Mr Rattray’s farm in northeast Tasmania is three times larger than the next beef producer, and he offloads about 4000 cattle to multinational beef processor JBS Swift every year to export overseas.
After stock shortages from Queensland flooding, he had been expecting a 50c/kg increase, equivalent to an extra $150 for a 300kg animal.
“We were looking at a bright future … as the (beef) prices going into America are very high at the moment but … these tariffs … will reduce the price,” Mr Rattray told AAP.
The farmer warns tariffs won’t just hurt Aussie farmers but also American consumers who purchase massive amounts of brining beef and smallgoods.
Australian Meat Industry Council chief executive Tim Ryan said Australian beef producers play a critical role in feeding American consumers.
Australia exports $3.3 billion of meat and $1.6 billion in pharmaceuticals to the US per year.

Trump tariffs slide into Australia’s election campaign
Donald Trump has inserted himself into the federal election campaign after slapping tariffs on 10 per cent on Australian exports to the United States.
The US president announced the sweeping round of tariffs as part of his so-called “Liberation Day” on Thursday morning, Australian time, including reciprocal duties on all countries.
A tariff of 10 per cent is the minimum the US will impose and is arguably a better outcome than Australia had expected given an outright exemption was looking very unlikely and many countries got hit far higher rates.

Prime Minister Anthony Albanese and Opposition Leader Peter Dutton are set to respond to the measures, which will come into effect in hours, on the campaign trail on Thursday.
Mr Albanese has previously flagged Australia could make a complaint to the global umpire, the World Trade Organisation.
It comes as Mr Albanese met with Australian golfing great Greg Norman, who is in the orbit of Mr Trump, on Wednesday night in Melbourne.
“We’re prepared for all possibilities going forward,” Mr Albanese told reporters on Wednesday.
The prime minister had previously said Australia would not compromise on its biosecurity arrangements or pharmaceutical deals in exchange for reduced tariffs.
Australian National University politics lecturer Jill Sheppard said tariffs offered pitfalls for both leaders on the campaign trail.
“It’s a zero-sum game,” Australian National University politics lecturer Jill Sheppard told AAP.
“Anytime the major parties talk about this, they risk getting other people offside.”
Mr Dutton, for example, could lean on the Liberal Party’s connections and broad political alignment with the US Republicans to claim he could get on the phone with the president.
“(However) any time Dutton talks about his relationship with Trump, it frames the Liberals as worryingly close to Trump,” Dr Sheppard said.

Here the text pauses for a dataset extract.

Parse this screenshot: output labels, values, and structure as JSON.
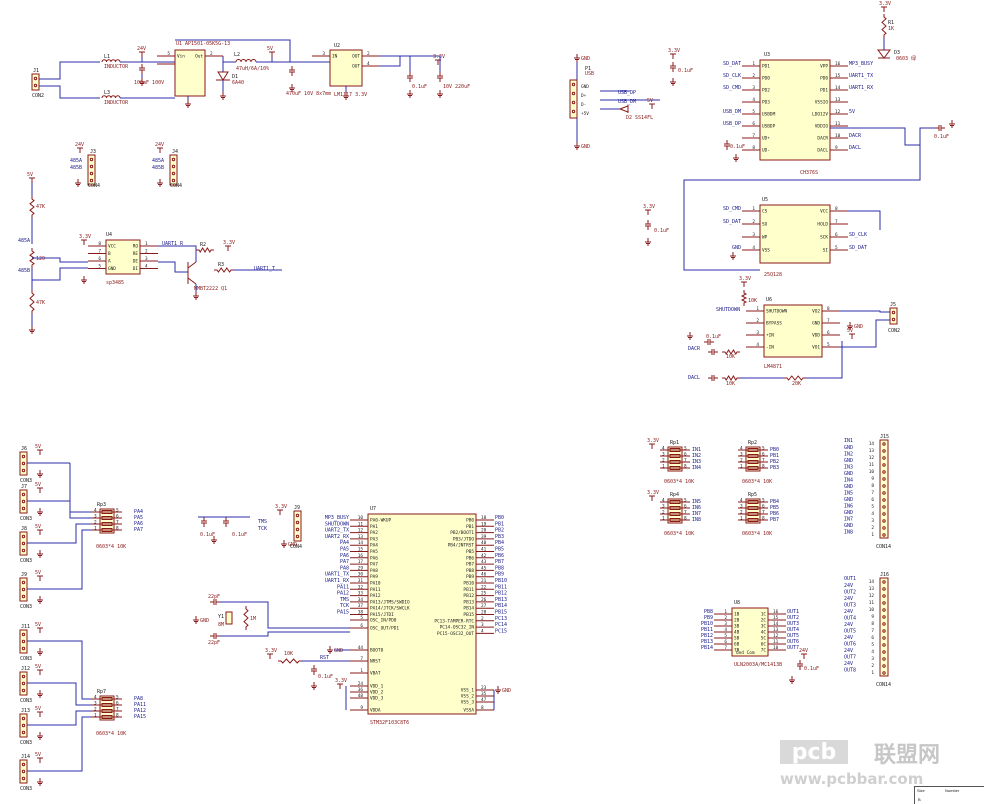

On the other hand, Labor could be blamed for failing to prevent the president’s first round of tariffs on all steel and aluminium imports.
The fact that no country has scored a US tariff exemption could play into the government’s favour, Dr Sheppard said.
Mr Dutton has argued he is a stronger leader than the prime minister and would be better placed to advocate for Australia’s national interest.
“I don’t care whether it’s President Trump or any other world leader, my job is to stand up for Australians, and I have the strength and the experience to be able to do that,” he said on Wednesday.
The opposition leader will campaign in Western Australia on Thursday while Mr Albanese will begin his day in Melbourne.